Prosecutor James J. Kelleher, in what probably sounds like an absurdity to most normal humans, is seeking to have complaining witnesses from an earlier child sexual abuse case he brought in state court against Wells -- that's the one where my brother, David Shuler, provided ineffective assistance of counsel, and a conviction was overturned when one witness was found to have lied under oath about scars on Wells' penis.
Kelleher has filed the motion under Federal Rule of Evidence 414, and if granted, it would mean Wells could be convicted based on allegations with which he is not charged now -- and for which his earlier conviction was overturned. A number of legal scholars and commentators have written scathing reviews of Rule 414, including this article for the Alabama Law Review. An article in the William and Mary Bill of Rights Journal calls Rule 414 "fundamentally unfair," violating the Due Process Clause of the U.S. Constitution.
For those interested in a scientific response to the dubious politics that led to Rule 414, we strongly recommend "Empirical Fallacies of Evidence Law: A Critical Look at the Admission of Prior Sex Crimes," from the University of Cincinnati Law Review.
An in-depth look at the problems with Rule 414 is an issue for another day. But for now, we can say that Cantin did file a Motion to Preclude the Government from Using 414 Evidence. But other than that, and his Motion to Withdraw, the record shows Cantin has done pretty much nothing on U.S. v. Wells. God only knows how much he will charge taxpayers for his "services."
In a moment that almost made this reporter guffaw, Judge Rush said he felt Cantin had "vigorously represented" Wells -- and that the case clearly did not amount to "ineffective assistance of counsel."

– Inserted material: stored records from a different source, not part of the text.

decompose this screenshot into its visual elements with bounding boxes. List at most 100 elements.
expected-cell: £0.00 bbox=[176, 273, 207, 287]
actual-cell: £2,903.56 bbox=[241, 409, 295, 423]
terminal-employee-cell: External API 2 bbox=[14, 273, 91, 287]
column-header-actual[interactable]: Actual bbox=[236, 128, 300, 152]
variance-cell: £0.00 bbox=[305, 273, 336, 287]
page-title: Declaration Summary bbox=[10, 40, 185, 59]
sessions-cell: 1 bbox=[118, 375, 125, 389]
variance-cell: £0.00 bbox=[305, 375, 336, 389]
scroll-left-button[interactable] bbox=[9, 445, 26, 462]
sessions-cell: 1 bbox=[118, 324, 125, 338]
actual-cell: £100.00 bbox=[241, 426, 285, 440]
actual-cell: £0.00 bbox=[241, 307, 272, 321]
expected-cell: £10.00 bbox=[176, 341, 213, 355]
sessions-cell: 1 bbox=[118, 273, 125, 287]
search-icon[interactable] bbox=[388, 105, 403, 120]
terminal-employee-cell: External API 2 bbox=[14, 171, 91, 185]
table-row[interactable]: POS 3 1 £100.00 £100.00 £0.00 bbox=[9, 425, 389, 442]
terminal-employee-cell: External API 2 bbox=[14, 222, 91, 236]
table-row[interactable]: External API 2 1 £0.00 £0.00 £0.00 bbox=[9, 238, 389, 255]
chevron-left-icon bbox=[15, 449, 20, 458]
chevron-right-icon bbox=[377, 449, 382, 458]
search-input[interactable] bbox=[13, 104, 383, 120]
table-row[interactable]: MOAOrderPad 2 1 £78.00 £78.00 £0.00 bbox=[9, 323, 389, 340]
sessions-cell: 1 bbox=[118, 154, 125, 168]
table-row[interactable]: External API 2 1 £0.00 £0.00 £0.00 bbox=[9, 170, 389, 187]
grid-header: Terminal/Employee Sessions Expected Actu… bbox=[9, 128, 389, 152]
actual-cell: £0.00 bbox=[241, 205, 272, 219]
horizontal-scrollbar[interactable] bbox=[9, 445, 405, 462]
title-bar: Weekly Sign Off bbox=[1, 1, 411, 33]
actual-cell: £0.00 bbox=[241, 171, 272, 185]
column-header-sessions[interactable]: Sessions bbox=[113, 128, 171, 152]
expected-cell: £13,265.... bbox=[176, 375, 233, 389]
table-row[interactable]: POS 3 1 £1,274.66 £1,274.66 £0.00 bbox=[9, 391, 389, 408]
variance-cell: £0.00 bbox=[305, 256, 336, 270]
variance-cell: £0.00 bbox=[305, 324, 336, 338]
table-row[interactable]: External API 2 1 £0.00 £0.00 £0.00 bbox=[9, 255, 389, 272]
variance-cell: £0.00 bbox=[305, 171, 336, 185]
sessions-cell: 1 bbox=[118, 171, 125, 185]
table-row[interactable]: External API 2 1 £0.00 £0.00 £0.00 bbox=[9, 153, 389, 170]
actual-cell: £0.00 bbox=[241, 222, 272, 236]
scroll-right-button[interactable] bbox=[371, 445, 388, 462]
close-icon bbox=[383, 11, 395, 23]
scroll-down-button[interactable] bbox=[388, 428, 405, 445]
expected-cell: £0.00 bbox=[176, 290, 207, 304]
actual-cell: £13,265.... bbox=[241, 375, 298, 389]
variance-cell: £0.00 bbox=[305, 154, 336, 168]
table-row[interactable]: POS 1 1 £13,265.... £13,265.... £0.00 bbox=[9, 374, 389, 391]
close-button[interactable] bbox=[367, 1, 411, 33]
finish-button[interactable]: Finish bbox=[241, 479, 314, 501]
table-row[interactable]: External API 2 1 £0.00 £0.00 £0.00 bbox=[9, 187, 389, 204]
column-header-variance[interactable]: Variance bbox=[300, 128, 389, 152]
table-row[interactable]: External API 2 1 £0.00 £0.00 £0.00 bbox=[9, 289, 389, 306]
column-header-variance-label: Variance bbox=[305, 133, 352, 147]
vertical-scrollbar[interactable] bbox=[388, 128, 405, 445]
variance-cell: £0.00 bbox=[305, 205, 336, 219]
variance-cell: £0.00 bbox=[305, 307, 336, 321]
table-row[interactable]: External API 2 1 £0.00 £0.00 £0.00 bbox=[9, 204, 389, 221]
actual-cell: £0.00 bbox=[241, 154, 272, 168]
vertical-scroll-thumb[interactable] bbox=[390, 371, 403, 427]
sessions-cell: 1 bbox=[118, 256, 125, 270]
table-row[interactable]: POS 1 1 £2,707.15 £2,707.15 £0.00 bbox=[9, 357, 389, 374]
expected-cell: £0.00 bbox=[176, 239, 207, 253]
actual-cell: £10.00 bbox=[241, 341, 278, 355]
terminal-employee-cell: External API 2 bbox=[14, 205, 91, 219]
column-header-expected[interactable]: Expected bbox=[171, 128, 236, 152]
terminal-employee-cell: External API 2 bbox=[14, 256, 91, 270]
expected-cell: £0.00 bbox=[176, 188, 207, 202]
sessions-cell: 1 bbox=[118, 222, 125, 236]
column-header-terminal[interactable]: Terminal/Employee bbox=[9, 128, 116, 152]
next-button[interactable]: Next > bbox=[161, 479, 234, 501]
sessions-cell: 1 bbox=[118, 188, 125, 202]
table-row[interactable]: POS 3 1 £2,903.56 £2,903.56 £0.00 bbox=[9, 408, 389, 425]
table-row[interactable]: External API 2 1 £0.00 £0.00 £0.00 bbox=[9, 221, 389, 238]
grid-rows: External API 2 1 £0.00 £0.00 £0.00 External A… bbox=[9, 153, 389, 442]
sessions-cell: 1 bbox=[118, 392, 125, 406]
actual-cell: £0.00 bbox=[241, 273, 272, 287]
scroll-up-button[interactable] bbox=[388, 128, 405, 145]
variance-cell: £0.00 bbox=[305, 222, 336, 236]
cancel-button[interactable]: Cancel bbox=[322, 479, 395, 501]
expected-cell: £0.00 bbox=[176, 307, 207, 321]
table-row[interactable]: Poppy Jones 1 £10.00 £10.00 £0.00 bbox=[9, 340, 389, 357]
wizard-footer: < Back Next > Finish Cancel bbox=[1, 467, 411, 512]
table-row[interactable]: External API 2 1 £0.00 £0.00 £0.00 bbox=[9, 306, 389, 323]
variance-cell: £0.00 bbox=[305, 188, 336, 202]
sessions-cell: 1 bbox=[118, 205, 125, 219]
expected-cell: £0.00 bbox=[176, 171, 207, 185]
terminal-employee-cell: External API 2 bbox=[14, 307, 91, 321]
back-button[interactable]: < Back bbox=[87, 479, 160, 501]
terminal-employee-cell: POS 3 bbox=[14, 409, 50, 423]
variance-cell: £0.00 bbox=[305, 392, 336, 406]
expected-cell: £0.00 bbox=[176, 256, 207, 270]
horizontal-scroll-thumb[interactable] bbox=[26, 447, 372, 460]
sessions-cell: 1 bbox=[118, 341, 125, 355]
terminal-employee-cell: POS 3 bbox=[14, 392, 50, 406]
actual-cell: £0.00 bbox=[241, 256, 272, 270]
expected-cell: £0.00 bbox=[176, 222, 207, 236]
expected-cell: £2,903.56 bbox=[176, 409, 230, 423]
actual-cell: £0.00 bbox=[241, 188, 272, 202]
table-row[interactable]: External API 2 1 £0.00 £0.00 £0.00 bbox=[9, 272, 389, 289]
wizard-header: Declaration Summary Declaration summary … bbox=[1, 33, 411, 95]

On the first point, a check of the court docket and Cantin's own letter show Rush's assessment is way off target. On the second point, I agree with Rush. Cantin's work on Wells' behalf would have to improve to reach the "ineffective assistance of counsel" level. It could more accurately be deemed "no assistance of counsel."
Rush did not say who he would appoint as Wells' new lawyer and gave no clue when that decision might be forthcoming. It appears the current trial date of Feb. 12 will have to be changed.